この暑さには参っている。けれども清水の舞台から飛び降りるおもいで、私にとっては上等なウオーキングシューズを買ってしまったので、履き慣れようと頑張ってせっせと歩いている。

慣れない靴のせいか、低血圧のせいか・・それは定かではないけれど、軽やかに歩くことはできず、体は重くだるくてかなり辛い・・。調子が良いときは、足が勝手に前に進むのに・・。

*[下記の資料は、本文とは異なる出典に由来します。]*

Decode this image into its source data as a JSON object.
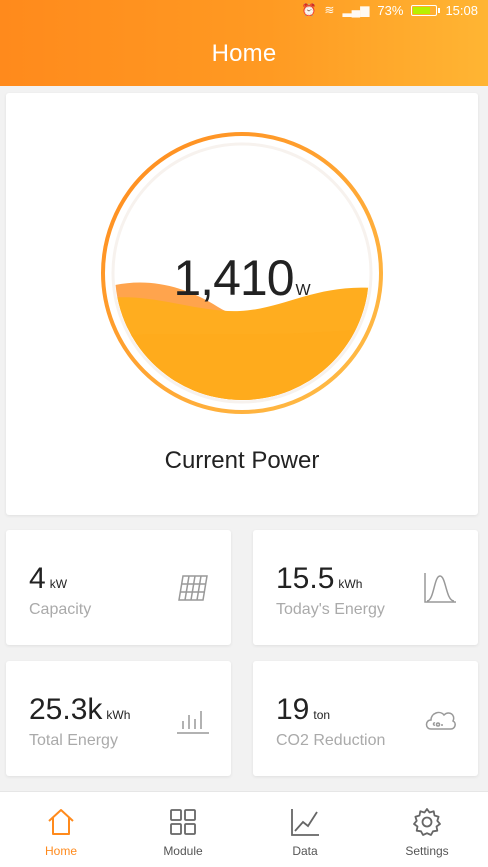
{
  "status_bar": {
    "battery": "73%",
    "time": "15:08"
  },
  "header": {
    "title": "Home"
  },
  "gauge": {
    "value": "1,410",
    "unit": "W",
    "label": "Current Power"
  },
  "stats": {
    "capacity": {
      "value": "4",
      "unit": "kW",
      "label": "Capacity"
    },
    "today_energy": {
      "value": "15.5",
      "unit": "kWh",
      "label": "Today's Energy"
    },
    "total_energy": {
      "value": "25.3k",
      "unit": "kWh",
      "label": "Total Energy"
    },
    "co2": {
      "value": "19",
      "unit": "ton",
      "label": "CO2 Reduction"
    }
  },
  "nav": {
    "home": "Home",
    "module": "Module",
    "data": "Data",
    "settings": "Settings"
  },
  "colors": {
    "accent": "#ff8a1c",
    "wave_primary": "#ffad1f",
    "wave_secondary": "#ff9a3a"
  }
}
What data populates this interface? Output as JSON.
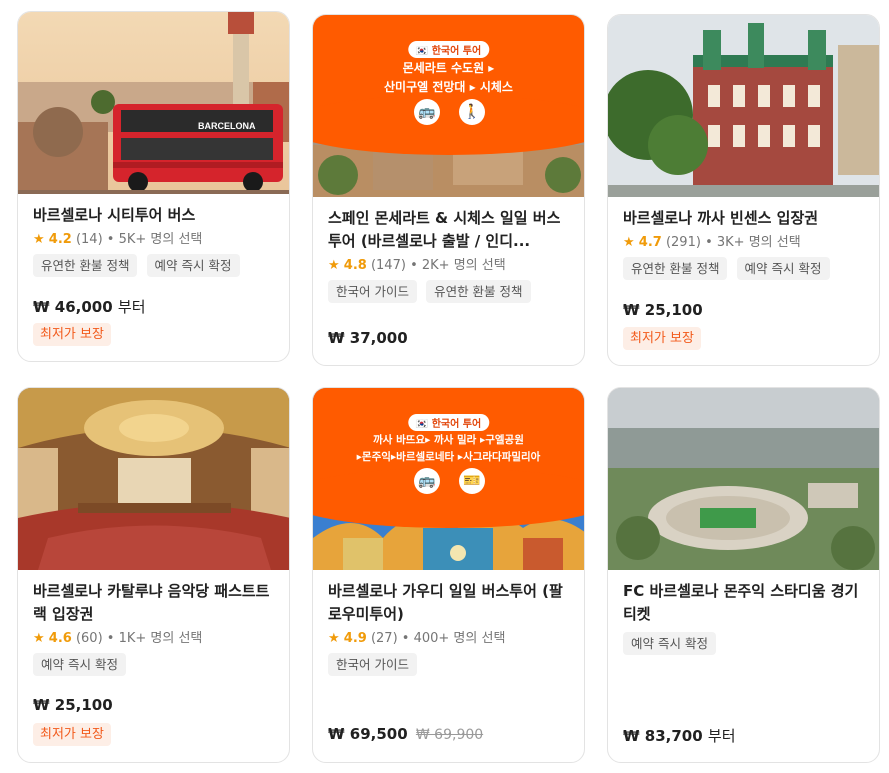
{
  "cards": [
    {
      "title": "바르셀로나 시티투어 버스",
      "star": "★",
      "score": "4.2",
      "reviews": "(14)",
      "booked": "• 5K+ 명의 선택",
      "tags": [
        "유연한 환불 정책",
        "예약 즉시 확정"
      ],
      "price": "₩ 46,000",
      "price_suffix": "부터",
      "badge": "최저가 보장"
    },
    {
      "title": "스페인 몬세라트 & 시체스 일일 버스투어 (바르셀로나 출발 / 인디...",
      "star": "★",
      "score": "4.8",
      "reviews": "(147)",
      "booked": "• 2K+ 명의 선택",
      "tags": [
        "한국어 가이드",
        "유연한 환불 정책"
      ],
      "price": "₩ 37,000",
      "banner": {
        "pill": "🇰🇷 한국어 투어",
        "line1": "몬세라트 수도원 ▸",
        "line2": "산미구엘 전망대 ▸ 시체스"
      }
    },
    {
      "title": "바르셀로나 까사 빈센스 입장권",
      "star": "★",
      "score": "4.7",
      "reviews": "(291)",
      "booked": "• 3K+ 명의 선택",
      "tags": [
        "유연한 환불 정책",
        "예약 즉시 확정"
      ],
      "price": "₩ 25,100",
      "badge": "최저가 보장"
    },
    {
      "title": "바르셀로나 카탈루냐 음악당 패스트트랙 입장권",
      "star": "★",
      "score": "4.6",
      "reviews": "(60)",
      "booked": "• 1K+ 명의 선택",
      "tags": [
        "예약 즉시 확정"
      ],
      "price": "₩ 25,100",
      "badge": "최저가 보장"
    },
    {
      "title": "바르셀로나 가우디 일일 버스투어 (팔로우미투어)",
      "star": "★",
      "score": "4.9",
      "reviews": "(27)",
      "booked": "• 400+ 명의 선택",
      "tags": [
        "한국어 가이드"
      ],
      "price": "₩ 69,500",
      "orig_price": "₩ 69,900",
      "banner": {
        "pill": "🇰🇷 한국어 투어",
        "line1": "까사 바뜨요▸ 까사 밀라 ▸구엘공원",
        "line2": "▸몬주익▸바르셀로네타 ▸사그라다파밀리아"
      }
    },
    {
      "title": "FC 바르셀로나 몬주익 스타디움 경기 티켓",
      "tags": [
        "예약 즉시 확정"
      ],
      "price": "₩ 83,700",
      "price_suffix": "부터"
    }
  ],
  "colors": {
    "accent": "#ff5b00",
    "star": "#f09b0a",
    "badge_text": "#f25a1b"
  }
}
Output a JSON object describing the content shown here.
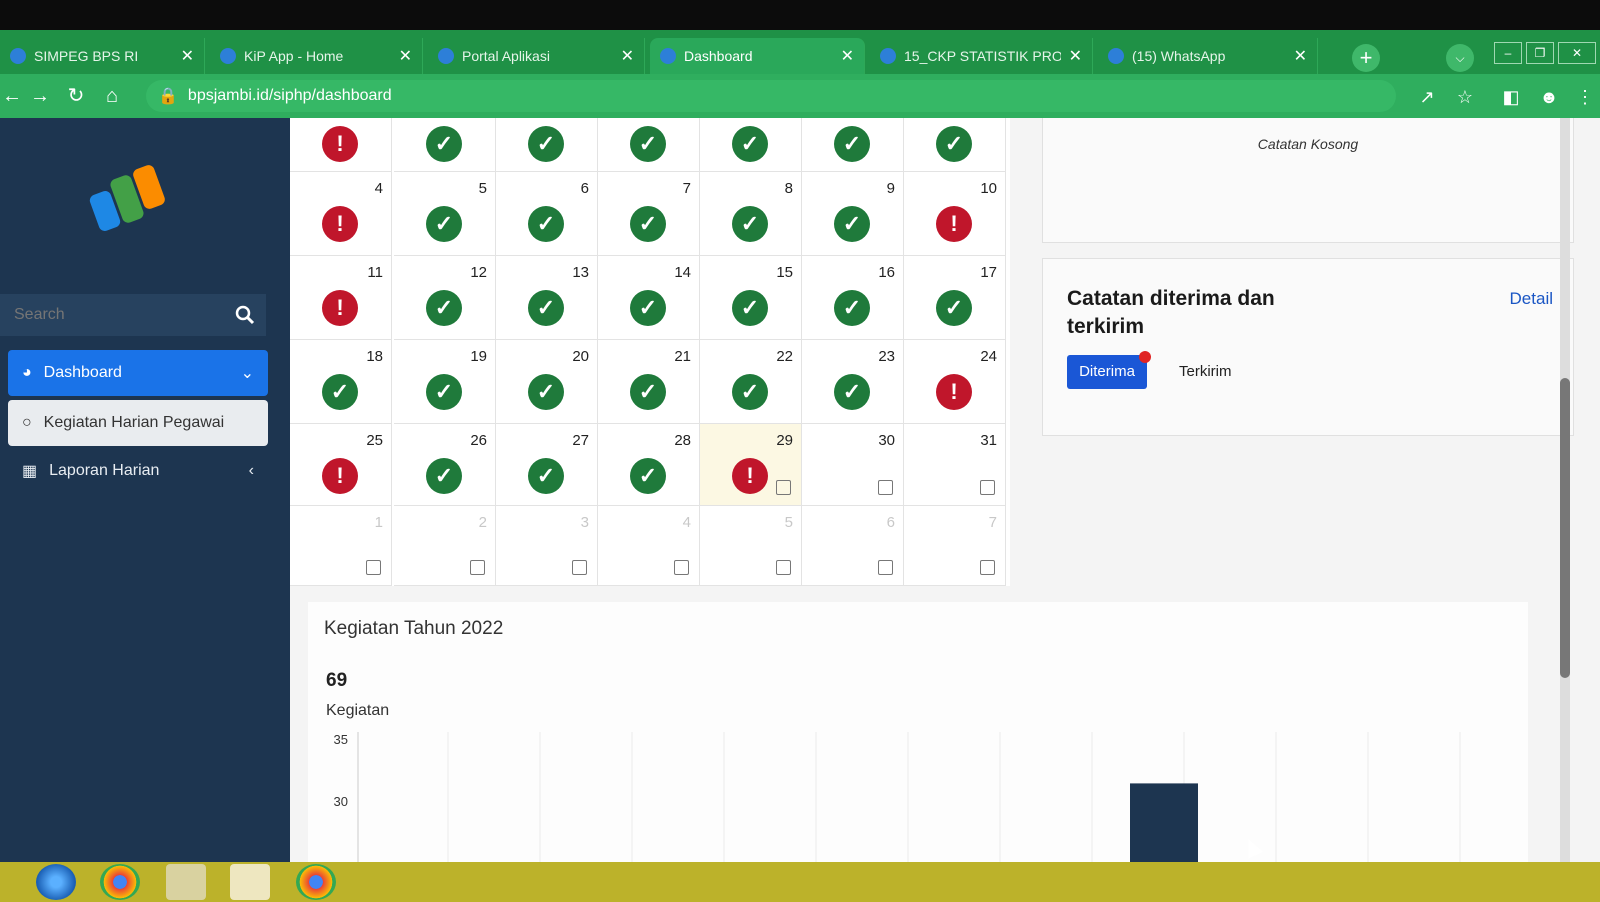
{
  "browser": {
    "tabs": [
      {
        "label": "SIMPEG BPS RI",
        "active": false
      },
      {
        "label": "KiP App - Home",
        "active": false
      },
      {
        "label": "Portal Aplikasi",
        "active": false
      },
      {
        "label": "Dashboard",
        "active": true
      },
      {
        "label": "15_CKP STATISTIK PRO",
        "active": false
      },
      {
        "label": "(15) WhatsApp",
        "active": false
      }
    ],
    "url": "bpsjambi.id/siphp/dashboard",
    "colors": {
      "tab_bar": "#1f9146",
      "active_tab": "#2aa85a",
      "toolbar": "#2fae5e"
    }
  },
  "sidebar": {
    "search_placeholder": "Search",
    "items": [
      {
        "label": "Dashboard",
        "icon": "gauge-icon",
        "active": true,
        "expanded": true
      },
      {
        "label": "Kegiatan Harian Pegawai",
        "icon": "circle-icon",
        "sub": true
      },
      {
        "label": "Laporan Harian",
        "icon": "book-icon",
        "collapsed": true
      }
    ],
    "colors": {
      "background": "#1d3550",
      "active": "#1a73e8"
    }
  },
  "calendar": {
    "rows": [
      [
        {
          "day": "",
          "status": "warn"
        },
        {
          "day": "",
          "status": "ok"
        },
        {
          "day": "",
          "status": "ok"
        },
        {
          "day": "",
          "status": "ok"
        },
        {
          "day": "",
          "status": "ok"
        },
        {
          "day": "",
          "status": "ok"
        },
        {
          "day": "",
          "status": "ok"
        }
      ],
      [
        {
          "day": "4",
          "status": "warn"
        },
        {
          "day": "5",
          "status": "ok"
        },
        {
          "day": "6",
          "status": "ok"
        },
        {
          "day": "7",
          "status": "ok"
        },
        {
          "day": "8",
          "status": "ok"
        },
        {
          "day": "9",
          "status": "ok"
        },
        {
          "day": "10",
          "status": "warn"
        }
      ],
      [
        {
          "day": "11",
          "status": "warn"
        },
        {
          "day": "12",
          "status": "ok"
        },
        {
          "day": "13",
          "status": "ok"
        },
        {
          "day": "14",
          "status": "ok"
        },
        {
          "day": "15",
          "status": "ok"
        },
        {
          "day": "16",
          "status": "ok"
        },
        {
          "day": "17",
          "status": "ok"
        }
      ],
      [
        {
          "day": "18",
          "status": "ok"
        },
        {
          "day": "19",
          "status": "ok"
        },
        {
          "day": "20",
          "status": "ok"
        },
        {
          "day": "21",
          "status": "ok"
        },
        {
          "day": "22",
          "status": "ok"
        },
        {
          "day": "23",
          "status": "ok"
        },
        {
          "day": "24",
          "status": "warn"
        }
      ],
      [
        {
          "day": "25",
          "status": "warn"
        },
        {
          "day": "26",
          "status": "ok"
        },
        {
          "day": "27",
          "status": "ok"
        },
        {
          "day": "28",
          "status": "ok"
        },
        {
          "day": "29",
          "status": "warn",
          "today": true,
          "note": true
        },
        {
          "day": "30",
          "note": true
        },
        {
          "day": "31",
          "note": true
        }
      ],
      [
        {
          "day": "1",
          "other": true,
          "note": true
        },
        {
          "day": "2",
          "other": true,
          "note": true
        },
        {
          "day": "3",
          "other": true,
          "note": true
        },
        {
          "day": "4",
          "other": true,
          "note": true
        },
        {
          "day": "5",
          "other": true,
          "note": true
        },
        {
          "day": "6",
          "other": true,
          "note": true
        },
        {
          "day": "7",
          "other": true,
          "note": true
        }
      ]
    ],
    "status_colors": {
      "ok": "#1f7a3b",
      "warn": "#c0162b"
    }
  },
  "notes_card": {
    "empty_text": "Catatan Kosong"
  },
  "received_card": {
    "title": "Catatan diterima dan terkirim",
    "detail_link": "Detail",
    "tab_received": "Diterima",
    "tab_sent": "Terkirim"
  },
  "activity_card": {
    "title": "Kegiatan Tahun 2022",
    "count": "69",
    "count_label": "Kegiatan"
  },
  "chart_data": {
    "type": "bar",
    "y_ticks": [
      "35",
      "30"
    ],
    "bars": [
      {
        "value": 31.5
      }
    ],
    "bar_color": "#1d3550"
  }
}
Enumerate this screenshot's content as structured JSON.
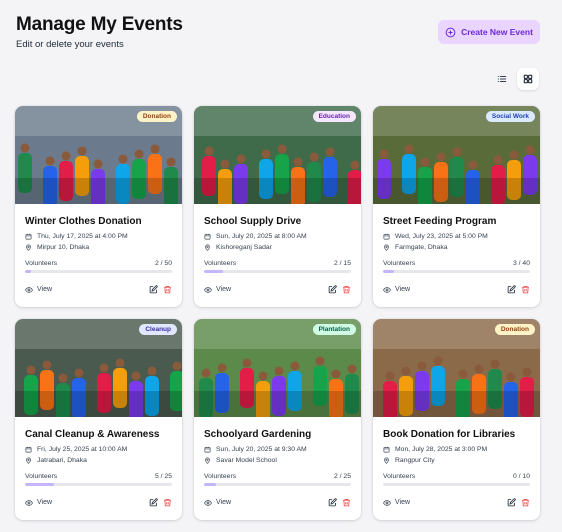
{
  "header": {
    "title": "Manage My Events",
    "subtitle": "Edit or delete your events",
    "create_label": "Create New Event"
  },
  "view_toggle": {
    "active": "grid"
  },
  "events": [
    {
      "title": "Winter Clothes Donation",
      "date": "Thu, July 17, 2025 at 4:00 PM",
      "location": "Mirpur 10, Dhaka",
      "category": "Donation",
      "badge_bg": "#fef3c7",
      "badge_color": "#92400e",
      "volunteers_label": "Volunteers",
      "volunteers": "2 / 50",
      "progress": 0.04,
      "view_label": "View",
      "scene": "#6b7a8c"
    },
    {
      "title": "School Supply Drive",
      "date": "Sun, July 20, 2025 at 8:00 AM",
      "location": "Kishoreganj Sadar",
      "category": "Education",
      "badge_bg": "#f3e8ff",
      "badge_color": "#6b21a8",
      "volunteers_label": "Volunteers",
      "volunteers": "2 / 15",
      "progress": 0.13,
      "view_label": "View",
      "scene": "#3f6b4a"
    },
    {
      "title": "Street Feeding Program",
      "date": "Wed, July 23, 2025 at 5:00 PM",
      "location": "Farmgate, Dhaka",
      "category": "Social Work",
      "badge_bg": "#dbeafe",
      "badge_color": "#1e40af",
      "volunteers_label": "Volunteers",
      "volunteers": "3 / 40",
      "progress": 0.075,
      "view_label": "View",
      "scene": "#5a6b3a"
    },
    {
      "title": "Canal Cleanup & Awareness",
      "date": "Fri, July 25, 2025 at 10:00 AM",
      "location": "Jatrabari, Dhaka",
      "category": "Cleanup",
      "badge_bg": "#e0e7ff",
      "badge_color": "#3730a3",
      "volunteers_label": "Volunteers",
      "volunteers": "5 / 25",
      "progress": 0.2,
      "view_label": "View",
      "scene": "#4a5a4e"
    },
    {
      "title": "Schoolyard Gardening",
      "date": "Sun, July 20, 2025 at 9:30 AM",
      "location": "Savar Model School",
      "category": "Plantation",
      "badge_bg": "#d1fae5",
      "badge_color": "#065f46",
      "volunteers_label": "Volunteers",
      "volunteers": "2 / 25",
      "progress": 0.08,
      "view_label": "View",
      "scene": "#5b8a4a"
    },
    {
      "title": "Book Donation for Libraries",
      "date": "Mon, July 28, 2025 at 3:00 PM",
      "location": "Rangpur City",
      "category": "Donation",
      "badge_bg": "#fef3c7",
      "badge_color": "#92400e",
      "volunteers_label": "Volunteers",
      "volunteers": "0 / 10",
      "progress": 0.0,
      "view_label": "View",
      "scene": "#8a6a48"
    }
  ]
}
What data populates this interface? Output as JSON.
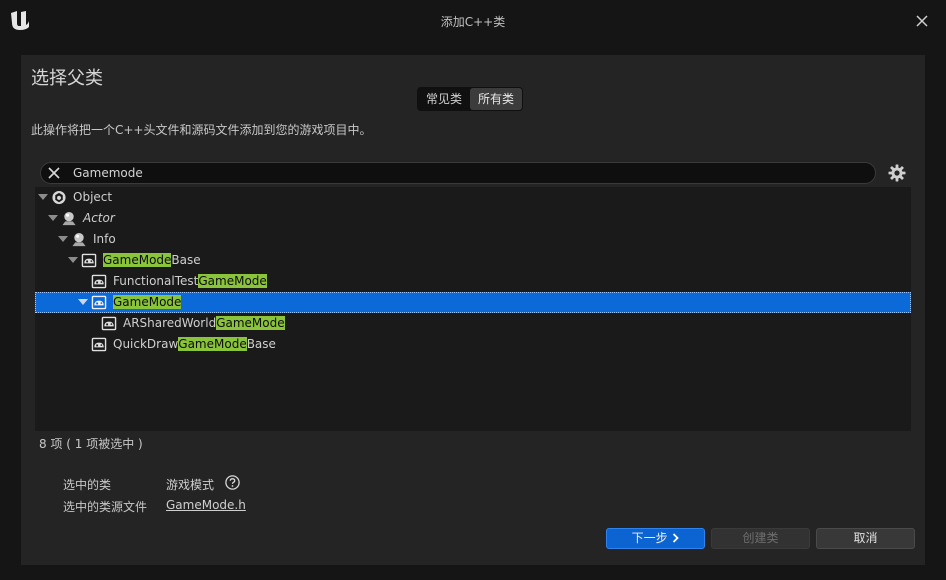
{
  "window": {
    "title": "添加C++类"
  },
  "heading": "选择父类",
  "tabs": [
    {
      "label": "常见类",
      "active": false
    },
    {
      "label": "所有类",
      "active": true
    }
  ],
  "description": "此操作将把一个C++头文件和源码文件添加到您的游戏项目中。",
  "search": {
    "value": "Gamemode"
  },
  "tree": {
    "object": {
      "label": "Object"
    },
    "actor": {
      "label": "Actor"
    },
    "info": {
      "label": "Info"
    },
    "gamemodebase": {
      "hl": "GameMode",
      "rest": "Base"
    },
    "functionaltest": {
      "pre": "FunctionalTest",
      "hl": "GameMode"
    },
    "gamemode": {
      "hl": "GameMode"
    },
    "arshared": {
      "pre": "ARSharedWorld",
      "hl": "GameMode"
    },
    "quickdraw": {
      "pre": "QuickDraw",
      "hl": "GameMode",
      "rest": "Base"
    }
  },
  "status": "8 项 ( 1 项被选中 )",
  "info": {
    "selected_class_label": "选中的类",
    "selected_class_value": "游戏模式",
    "source_file_label": "选中的类源文件",
    "source_file_value": "GameMode.h"
  },
  "buttons": {
    "next": "下一步",
    "create": "创建类",
    "cancel": "取消"
  },
  "colors": {
    "accent": "#0c6ad8",
    "highlight": "#8ac43a",
    "panel": "#242424",
    "background": "#151515"
  }
}
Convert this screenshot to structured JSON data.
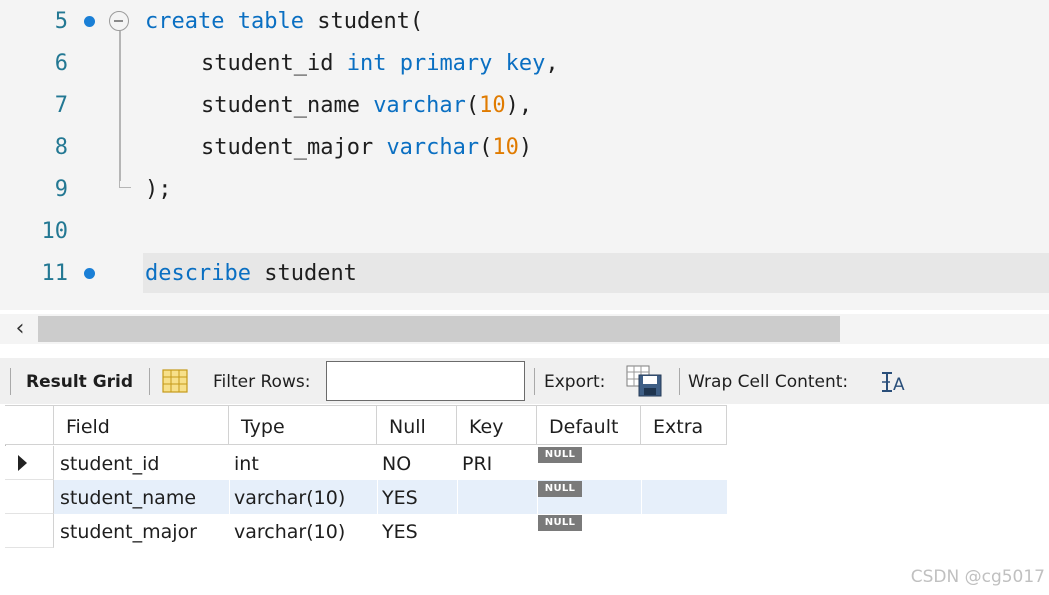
{
  "editor": {
    "lines": [
      {
        "num": "5",
        "breakpoint": true,
        "fold": true,
        "segments": [
          {
            "t": "create",
            "k": "kw"
          },
          {
            "t": " "
          },
          {
            "t": "table",
            "k": "kw"
          },
          {
            "t": " student("
          }
        ]
      },
      {
        "num": "6",
        "indent": true,
        "segments": [
          {
            "t": "student_id "
          },
          {
            "t": "int",
            "k": "kw"
          },
          {
            "t": " "
          },
          {
            "t": "primary",
            "k": "kw"
          },
          {
            "t": " "
          },
          {
            "t": "key",
            "k": "kw"
          },
          {
            "t": ","
          }
        ]
      },
      {
        "num": "7",
        "indent": true,
        "segments": [
          {
            "t": "student_name "
          },
          {
            "t": "varchar",
            "k": "kw"
          },
          {
            "t": "("
          },
          {
            "t": "10",
            "k": "num"
          },
          {
            "t": "),"
          }
        ]
      },
      {
        "num": "8",
        "indent": true,
        "segments": [
          {
            "t": "student_major "
          },
          {
            "t": "varchar",
            "k": "kw"
          },
          {
            "t": "("
          },
          {
            "t": "10",
            "k": "num"
          },
          {
            "t": ")"
          }
        ]
      },
      {
        "num": "9",
        "segments": [
          {
            "t": ");"
          }
        ]
      },
      {
        "num": "10",
        "segments": []
      },
      {
        "num": "11",
        "breakpoint": true,
        "current": true,
        "segments": [
          {
            "t": "describe",
            "k": "kw"
          },
          {
            "t": " student"
          }
        ]
      }
    ]
  },
  "toolbar": {
    "result_grid_label": "Result Grid",
    "filter_rows_label": "Filter Rows:",
    "filter_value": "",
    "export_label": "Export:",
    "wrap_label": "Wrap Cell Content:"
  },
  "grid": {
    "columns": [
      "Field",
      "Type",
      "Null",
      "Key",
      "Default",
      "Extra"
    ],
    "rows": [
      {
        "Field": "student_id",
        "Type": "int",
        "Null": "NO",
        "Key": "PRI",
        "Default": "NULL",
        "Extra": "",
        "selected": true
      },
      {
        "Field": "student_name",
        "Type": "varchar(10)",
        "Null": "YES",
        "Key": "",
        "Default": "NULL",
        "Extra": ""
      },
      {
        "Field": "student_major",
        "Type": "varchar(10)",
        "Null": "YES",
        "Key": "",
        "Default": "NULL",
        "Extra": ""
      }
    ]
  },
  "watermark": "CSDN @cg5017",
  "colors": {
    "keyword": "#0a6fc2",
    "number": "#e07b00",
    "line_number": "#237893",
    "selected_row": "#e6effa"
  }
}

 それでも道々の草花は多彩で可愛らしく、5月という素晴らしい季節をたたえるように咲き乱れている。
向い山に、藤の花が紫色の流れ落ちる大滝のように咲いている。今年は藤がとても盛ん。赤紫の山つつじ。栗の瑞々しい青葉若葉。
本当に、神様の備えて下さった自然はどんなときでも励ましに満ちている。

 
 なぜか突然、独身時代の友を思い出してとても会いたくなった。そうして昔のように熱く語り合いたくなった。
カトリックの信者である彼女は、修道院に入るために持参金を貯めようと一生懸命に働いていた。彼女の仕事ぶりはいつも誠実で馬鹿正直という言葉そのものだった。

吹けば飛ぶような小さな町工場で、毎日並んで造花を作っていた。彼女と同じ品物を作るときは、私は時々ずるをして手抜きをした。
今もそのことを思い出すと恥ずかしくて胸が痛む。しかし、彼女はどんな時も淡々と少しも態度が変わることはなかった。

 私はいつも議論をふっかけていたけれど、物静かな彼女は、私に自分の考えや信仰を決して押しつけることはなく、むしろ彼女の選択がいよいよ分からなくなるような、修道院の裏が書かれているような本や、話しを聞かせてくれた。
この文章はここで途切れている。